Delta surcharge is "necessary to address the financial risk" of not getting vaccinated.
Delta Air Lines plane taxis toward a gate between other Delta planes at John F. Kennedy International Airport in New York on Monday, July 20, 2009 |
Hospital care for seriously ill COVID-19 patients is costing the US health care system billions of dollars. And with vaccines highly effective at preventing hospitalization now widely and freely available to everyone over the age of 12, insurers and some businesses want the unvaccinated—who make up the vast majority of COVID-19 hospitalizations—to cover more of those costs.
This past June and July alone, the estimated cost of caring for unvaccinated people who were hospitalized for preventable cases of COVID-19 reached about $2.3 billion, according to a recent analysis by the Peterson Center on Healthcare and Kaiser Family Foundation. The analysis estimated that in those two months there were 113,000 unvaccinated people who were hospitalized primarily for COVID-19 and that their infection would have been prevented with vaccination. They then multiplied that number by $20,000, a rough estimate of the average cost of hospital care for COVID-19 patients, bringing the total to $2.3 billion.
Waived waivers
Hospitalizations have only skyrocketed since then. On the last day of July, the country's seven-day rolling average of hospitalizations was around 40,000. Now, that average is nearly 86,000, according to the Centers for Disease Control and Prevention.
Of course, the overall costs of health care are never primarily shouldered by sick individuals. They're mainly covered by taxpayer-funded public programs and private insurance. From the roughly $20,000 hospital bills, a patient may only pay around $1,300 in out-of-pocket expenses, based on data on the cost of similar care for pneumonia cases.
But the unvaccinated hospitalized with COVID-19 may not have even needed to pay that—at least not until recently. About 88 percent of people enrolled in an individual or fully insured health plans had out-of-pocket costs for COVID-19 treatment waived by their insurance providers at some point during the pandemic. Health insurers skipped the cost sharing for a number of reasons, including seeing soaring profits amid the pandemic as people put off normal health care spending, like non-urgent doctor visits, screenings, and elective procedures. Insurers also offered waivers out of concern over possible federal mandates for cost-sharing waivers and public relations considerations.
Financial risk
But with highly effective vaccines now offered widely at no out-of-pocket costs, insurance companies are no longer feeling so generous. In a separate analysis, Peterson-KFF looked at the two largest insurers in all 50 states, plus the District of Columbia—102 health plans in all that cover about 62 percent of people fully enrolled in health plans. Though all of the plans had waived cost-sharing at some point during the pandemic, 72 percent of them (73 plans) have now nixed those waivers. Of the 29 plans still offering waivers, 10 are set to end waivers by the end of October, and 12 more are set to end them by the end of the year.
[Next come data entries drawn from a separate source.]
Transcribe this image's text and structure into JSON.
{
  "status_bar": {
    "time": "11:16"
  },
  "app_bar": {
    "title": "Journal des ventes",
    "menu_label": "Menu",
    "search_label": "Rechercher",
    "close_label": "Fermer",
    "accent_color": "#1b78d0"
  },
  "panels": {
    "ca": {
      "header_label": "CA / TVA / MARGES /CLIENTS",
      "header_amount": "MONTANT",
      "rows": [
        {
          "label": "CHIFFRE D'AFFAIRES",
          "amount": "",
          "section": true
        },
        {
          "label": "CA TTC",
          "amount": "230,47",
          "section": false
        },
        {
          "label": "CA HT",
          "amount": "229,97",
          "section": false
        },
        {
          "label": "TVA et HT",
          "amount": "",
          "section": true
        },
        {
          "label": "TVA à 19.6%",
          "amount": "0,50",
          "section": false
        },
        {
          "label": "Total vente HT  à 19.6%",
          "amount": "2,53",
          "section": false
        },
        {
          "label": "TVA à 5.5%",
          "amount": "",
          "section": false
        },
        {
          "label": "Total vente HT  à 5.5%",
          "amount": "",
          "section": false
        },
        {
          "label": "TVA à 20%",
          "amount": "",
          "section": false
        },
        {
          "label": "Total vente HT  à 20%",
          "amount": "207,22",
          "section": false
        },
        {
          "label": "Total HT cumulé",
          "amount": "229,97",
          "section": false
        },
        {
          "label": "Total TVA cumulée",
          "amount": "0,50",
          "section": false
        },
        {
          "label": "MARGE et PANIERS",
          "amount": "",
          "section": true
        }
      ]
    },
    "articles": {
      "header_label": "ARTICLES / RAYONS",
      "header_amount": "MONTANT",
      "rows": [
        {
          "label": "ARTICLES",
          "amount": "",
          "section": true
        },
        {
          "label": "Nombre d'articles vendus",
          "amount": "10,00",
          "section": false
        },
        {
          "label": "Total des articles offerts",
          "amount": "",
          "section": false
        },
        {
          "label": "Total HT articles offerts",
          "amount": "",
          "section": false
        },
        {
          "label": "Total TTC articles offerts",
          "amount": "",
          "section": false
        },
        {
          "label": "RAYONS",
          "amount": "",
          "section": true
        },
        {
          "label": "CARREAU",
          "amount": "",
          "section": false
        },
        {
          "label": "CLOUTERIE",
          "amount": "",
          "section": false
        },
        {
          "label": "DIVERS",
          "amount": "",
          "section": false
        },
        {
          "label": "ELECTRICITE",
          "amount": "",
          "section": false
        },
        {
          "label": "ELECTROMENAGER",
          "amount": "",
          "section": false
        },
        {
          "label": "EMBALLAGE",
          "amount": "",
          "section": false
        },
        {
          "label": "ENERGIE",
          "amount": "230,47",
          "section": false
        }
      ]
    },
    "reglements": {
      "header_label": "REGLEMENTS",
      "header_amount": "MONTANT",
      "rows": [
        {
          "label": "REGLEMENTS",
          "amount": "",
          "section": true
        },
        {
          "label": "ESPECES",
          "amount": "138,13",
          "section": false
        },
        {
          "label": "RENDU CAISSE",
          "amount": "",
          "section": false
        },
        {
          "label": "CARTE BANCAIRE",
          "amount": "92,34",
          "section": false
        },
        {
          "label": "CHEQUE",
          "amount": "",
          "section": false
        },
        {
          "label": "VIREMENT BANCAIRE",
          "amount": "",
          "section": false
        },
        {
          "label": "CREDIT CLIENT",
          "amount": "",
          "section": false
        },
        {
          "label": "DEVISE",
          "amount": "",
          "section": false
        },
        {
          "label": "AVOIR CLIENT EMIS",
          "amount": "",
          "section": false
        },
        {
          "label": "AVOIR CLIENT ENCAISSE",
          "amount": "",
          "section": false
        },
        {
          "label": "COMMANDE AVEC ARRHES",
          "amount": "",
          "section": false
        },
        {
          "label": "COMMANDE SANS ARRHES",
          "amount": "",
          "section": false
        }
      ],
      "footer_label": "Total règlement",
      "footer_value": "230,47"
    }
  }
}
And health insurers aren't the only ones tired of bearing the brunt of COVID care costs. In a memo to employees Wednesday, Delta Air Lines CEO Ed Bastian announced that, in addition to mandatory indoor masking and weekly COVID testing, unvaccinated workers will have to pay a $200 surcharge every month, starting November 1, in order to stay in the company's health care plan.
"The average hospital stay for COVID-19 has cost Delta $50,000 per person," Bastian wrote in the memo. "This surcharge will be necessary to address the financial risk the decision to not vaccinate is creating for our company. In recent weeks since the rise of the B.1.617.2 [delta] variant, all Delta [Air Lines] employees who have been hospitalized with COVID were not fully vaccinated." Additionally, starting September 30, unvaccinated employees will lose pay protection if they have to miss work due to a COVID-19 infection.
Bastion noted that, as of Wednesday, 75 percent of Delta's employees are vaccinated.